Para cuidar do outro e principalmente para cuidar de nós. Somos seres duais e nascemos com duas energias. Da acção, de fazer, da descoberta, de estar no mundo e estar activos, mas também nascemos com uma energia mais de contemplação, do parar, do escutar, da intuição, que é a energia do ancião. Precisamos de aprender a parar e a estar connosco. Não sabemos fazer este movimento, que é o movimento das artes, de apreciar a beleza da vida só porque sim. Ouvir música, ouvir a chuva. É muito o movimento natural, da Natureza. É engraçado que não sabemos envelhecer, também. Não somos anciãos, queremos continuamente estar na energia da criança. Fazer, fazer, fazer. Deveria ser um movimento de maior sabedoria, de maior expansão da alma, mas quem é que faz isto? É rara a pessoa mais velha que diga “eu quero ser assim”. As pessoas não sabem viver a sua velhice como pessoas sábias, com valor, com apreço. Porque a sociedade também não o faz. Temos de ser nós a fazer por nós próprios.
A Ana Catarina diz que a morte é uma oportunidade e uma dádiva. Em que sentido?
Trazer a morte à vida é aprender a vivermos mais inteiros. Termos consciência do que é a vida como um todo e qual é o nosso papel enquadrado na vida, nas relações com o todo, não só com pessoas mas com tudo aquilo que nos rodeia. E quando fazemos essa reflexão também nos traz a consciência de quem eu, enquanto unicidade, sou.

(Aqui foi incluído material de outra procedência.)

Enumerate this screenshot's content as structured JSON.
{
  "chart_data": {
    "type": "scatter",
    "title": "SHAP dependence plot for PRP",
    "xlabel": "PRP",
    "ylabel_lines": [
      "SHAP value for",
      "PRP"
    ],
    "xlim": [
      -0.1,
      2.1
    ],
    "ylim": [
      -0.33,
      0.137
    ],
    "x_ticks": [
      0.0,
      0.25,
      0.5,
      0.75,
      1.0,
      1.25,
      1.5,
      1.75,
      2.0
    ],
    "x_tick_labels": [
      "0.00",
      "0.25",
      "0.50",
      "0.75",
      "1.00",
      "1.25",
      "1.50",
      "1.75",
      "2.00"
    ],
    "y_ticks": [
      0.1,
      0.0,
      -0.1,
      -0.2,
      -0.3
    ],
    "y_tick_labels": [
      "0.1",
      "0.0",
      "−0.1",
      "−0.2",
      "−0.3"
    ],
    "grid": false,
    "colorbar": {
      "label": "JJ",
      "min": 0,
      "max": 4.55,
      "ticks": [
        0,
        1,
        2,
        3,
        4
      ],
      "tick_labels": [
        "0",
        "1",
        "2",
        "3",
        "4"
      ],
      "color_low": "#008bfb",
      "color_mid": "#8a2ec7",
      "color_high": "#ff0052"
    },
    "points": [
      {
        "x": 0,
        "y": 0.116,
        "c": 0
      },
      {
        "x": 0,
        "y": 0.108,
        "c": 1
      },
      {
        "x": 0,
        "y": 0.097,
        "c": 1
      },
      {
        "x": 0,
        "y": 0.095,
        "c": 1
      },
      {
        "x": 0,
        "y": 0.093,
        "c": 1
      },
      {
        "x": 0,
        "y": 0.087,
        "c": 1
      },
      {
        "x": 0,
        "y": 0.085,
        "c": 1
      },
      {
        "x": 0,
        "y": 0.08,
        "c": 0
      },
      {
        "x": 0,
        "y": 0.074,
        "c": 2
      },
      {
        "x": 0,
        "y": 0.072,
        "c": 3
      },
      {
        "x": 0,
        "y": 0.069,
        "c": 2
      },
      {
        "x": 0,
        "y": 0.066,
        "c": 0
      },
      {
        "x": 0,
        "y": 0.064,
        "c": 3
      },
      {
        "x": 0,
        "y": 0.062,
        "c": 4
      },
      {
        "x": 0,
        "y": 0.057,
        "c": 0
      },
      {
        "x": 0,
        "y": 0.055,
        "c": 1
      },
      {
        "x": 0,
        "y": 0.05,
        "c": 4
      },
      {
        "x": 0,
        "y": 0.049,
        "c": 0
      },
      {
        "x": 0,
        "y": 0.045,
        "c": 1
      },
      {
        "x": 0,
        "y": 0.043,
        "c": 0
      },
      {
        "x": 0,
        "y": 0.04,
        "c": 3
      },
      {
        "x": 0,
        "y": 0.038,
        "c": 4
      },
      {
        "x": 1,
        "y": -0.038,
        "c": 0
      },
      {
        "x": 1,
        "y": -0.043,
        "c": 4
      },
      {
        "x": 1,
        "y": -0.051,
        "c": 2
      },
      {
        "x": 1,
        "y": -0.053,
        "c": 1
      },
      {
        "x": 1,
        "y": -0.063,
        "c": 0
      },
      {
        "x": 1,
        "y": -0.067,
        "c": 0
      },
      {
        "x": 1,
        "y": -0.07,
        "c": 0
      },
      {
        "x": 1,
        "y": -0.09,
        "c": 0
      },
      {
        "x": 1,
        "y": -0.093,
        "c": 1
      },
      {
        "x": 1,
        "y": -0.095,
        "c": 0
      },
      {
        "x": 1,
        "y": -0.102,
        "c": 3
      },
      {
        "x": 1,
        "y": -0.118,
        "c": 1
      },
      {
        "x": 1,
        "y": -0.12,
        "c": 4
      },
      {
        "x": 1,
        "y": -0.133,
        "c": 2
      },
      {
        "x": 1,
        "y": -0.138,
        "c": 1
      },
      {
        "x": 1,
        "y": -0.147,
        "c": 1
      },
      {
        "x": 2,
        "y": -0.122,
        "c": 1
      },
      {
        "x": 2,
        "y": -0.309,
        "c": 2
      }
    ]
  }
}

Às vezes faz-nos sair daquilo que a sociedade nos pede para ser e pode ser um movimento muito difícil e desafiante, de encontrar a nossa unicidade. Este movimento de ir para dentro e perceber o que andamos aqui a fazer como um todo e quem somos. Qual é o espaço que temos de ocupar aqui nesta vida, qual é a nossa missão, função, aqui e agora, o que é que nos cumpre, o que é que nos expande o coração. Acho que é a coisa mais amorosa que podemos fazer por nós e pela vida e pelos outros.
Pode não ser fácil de compatibilizar com as prioridades das sociedades em que vivemos?

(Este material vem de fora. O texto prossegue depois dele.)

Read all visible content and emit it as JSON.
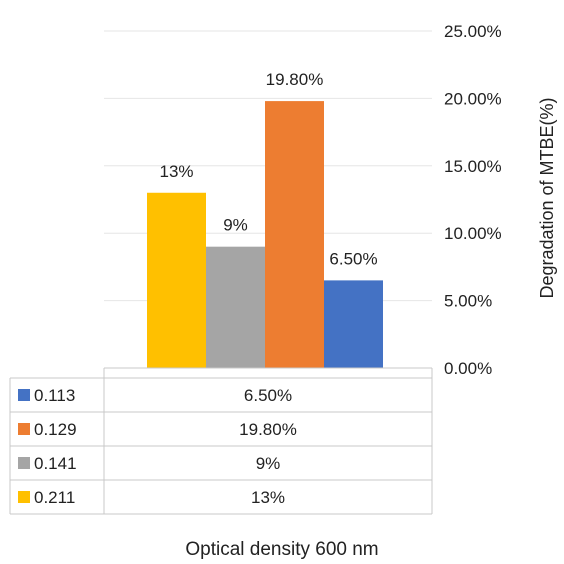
{
  "chart_data": {
    "type": "bar",
    "title": "",
    "xlabel": "Optical density 600 nm",
    "ylabel": "Degradation of MTBE(%)",
    "ylim": [
      0,
      25
    ],
    "y_ticks": [
      "0.00%",
      "5.00%",
      "10.00%",
      "15.00%",
      "20.00%",
      "25.00%"
    ],
    "y_axis_position": "right",
    "grid": true,
    "legend": "data-table",
    "series": [
      {
        "name": "0.211",
        "value": 13,
        "label": "13%",
        "color": "#FFC000"
      },
      {
        "name": "0.141",
        "value": 9,
        "label": "9%",
        "color": "#A5A5A5"
      },
      {
        "name": "0.129",
        "value": 19.8,
        "label": "19.80%",
        "color": "#ED7D31"
      },
      {
        "name": "0.113",
        "value": 6.5,
        "label": "6.50%",
        "color": "#4472C4"
      }
    ],
    "table_rows": [
      {
        "key": "0.113",
        "value": "6.50%",
        "color": "#4472C4"
      },
      {
        "key": "0.129",
        "value": "19.80%",
        "color": "#ED7D31"
      },
      {
        "key": "0.141",
        "value": "9%",
        "color": "#A5A5A5"
      },
      {
        "key": "0.211",
        "value": "13%",
        "color": "#FFC000"
      }
    ]
  }
}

A morte é uma vivência, sente-se no corpo. Nós não aprendemos é a estar connosco e com tudo aquilo que somos, com todas as emoções, com tudo o que a vida nos espelha de nós próprios, até com a nossa grandiosidade. Tudo nos espelha na vida. Todas as relações, todas as pessoas nos devolvem quem somos, como somos, e nós temos uma escolha a fazer: queremos isto ou queremos aquilo? É um movimento constante de afinação e de encontro. E vamo-nos alinhando com quem somos. É um trabalho contínuo. E no momento da nossa morte também vamos continuar a fazer esse trabalho, portanto, quanto mais prática e experiência tivermos dele ao longo da nossa vida neste corpo, depois mais suave, mais amoroso, se torna o momento em que tivermos de o largar, com uma maior consciência daquilo que nos está a acontecer.
Escreve que a morte é uma porta para o sagrado.

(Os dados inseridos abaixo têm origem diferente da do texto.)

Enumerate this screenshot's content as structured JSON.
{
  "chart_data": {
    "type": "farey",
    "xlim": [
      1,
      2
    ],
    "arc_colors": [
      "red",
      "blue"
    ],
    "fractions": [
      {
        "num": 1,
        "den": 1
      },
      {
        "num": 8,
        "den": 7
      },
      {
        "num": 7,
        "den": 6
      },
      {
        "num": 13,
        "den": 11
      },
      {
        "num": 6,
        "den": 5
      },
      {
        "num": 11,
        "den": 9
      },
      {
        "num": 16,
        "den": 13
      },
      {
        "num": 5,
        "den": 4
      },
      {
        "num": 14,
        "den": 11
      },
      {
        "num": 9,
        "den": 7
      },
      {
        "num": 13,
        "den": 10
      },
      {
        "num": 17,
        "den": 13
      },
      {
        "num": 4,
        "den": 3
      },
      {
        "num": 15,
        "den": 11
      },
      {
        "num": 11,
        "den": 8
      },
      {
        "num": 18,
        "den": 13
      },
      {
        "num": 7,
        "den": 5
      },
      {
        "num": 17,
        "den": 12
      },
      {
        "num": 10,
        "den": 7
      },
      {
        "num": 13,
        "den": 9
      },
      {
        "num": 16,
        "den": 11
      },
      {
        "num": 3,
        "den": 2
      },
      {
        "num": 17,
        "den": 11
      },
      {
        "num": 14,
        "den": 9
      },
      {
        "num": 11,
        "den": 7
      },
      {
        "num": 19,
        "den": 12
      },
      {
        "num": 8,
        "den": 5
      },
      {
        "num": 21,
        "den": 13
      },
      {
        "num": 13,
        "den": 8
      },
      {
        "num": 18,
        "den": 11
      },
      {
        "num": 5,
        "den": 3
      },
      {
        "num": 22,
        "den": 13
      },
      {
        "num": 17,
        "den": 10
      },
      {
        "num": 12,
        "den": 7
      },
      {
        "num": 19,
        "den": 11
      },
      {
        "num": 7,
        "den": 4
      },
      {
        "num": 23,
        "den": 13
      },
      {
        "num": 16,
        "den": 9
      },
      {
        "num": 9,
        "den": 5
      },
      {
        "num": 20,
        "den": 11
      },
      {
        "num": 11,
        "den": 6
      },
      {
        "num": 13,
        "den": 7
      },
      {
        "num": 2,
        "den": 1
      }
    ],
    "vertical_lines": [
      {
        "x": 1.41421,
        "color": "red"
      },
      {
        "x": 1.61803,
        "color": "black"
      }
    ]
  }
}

Somos seres de energia. O sagrado é espiritualidade, o sagrado é corpo, é Natureza, está em todo o lado, independentemente do nome que lhe queiramos dar. O pagão é sagrado, o não religioso é sagrado. É aí que encontramos o amor, que é a nossa unicidade. É importante o auto-conhecimento. É indiferente a forma porque o amor é transversal a tudo e a todos, a forma como se materializa, que vem através de nós, é que pode mudar. Quanto mais experiência ao longo da nossa vida, de trazer esta consciência, mais suave, mais tranquilo pode ser o momento em que estivermos a largar o nosso corpo. Na morte há um canal de parto, também, que temos de atravessar. Também se pode ajudar, ou seja, a energia do local, as pessoas que rodeiam a pessoa, tudo conta.
Muitas pessoas imaginam que a morte é um problema que a ciência vai acabar por resolver, através da técnica. Seremos mais felizes na imortalidade?
Cada um saberá por si. O que posso dizer é que mesmo no processo de imortalidade, vamos pôr assim, a vida é movimento. Não há estaticidade, nós não estamos sempre na mesma, é impossível. Mesmo os robôs enferrujam. O que é que queremos congelar? A nossa forma de ser, a nossa forma de estar? Não é possível, nunca. Haverá sempre transformação. O que posso dizer com certeza é que o movimento da vida é cíclico e é movimento. Se há estaticidade não há vida.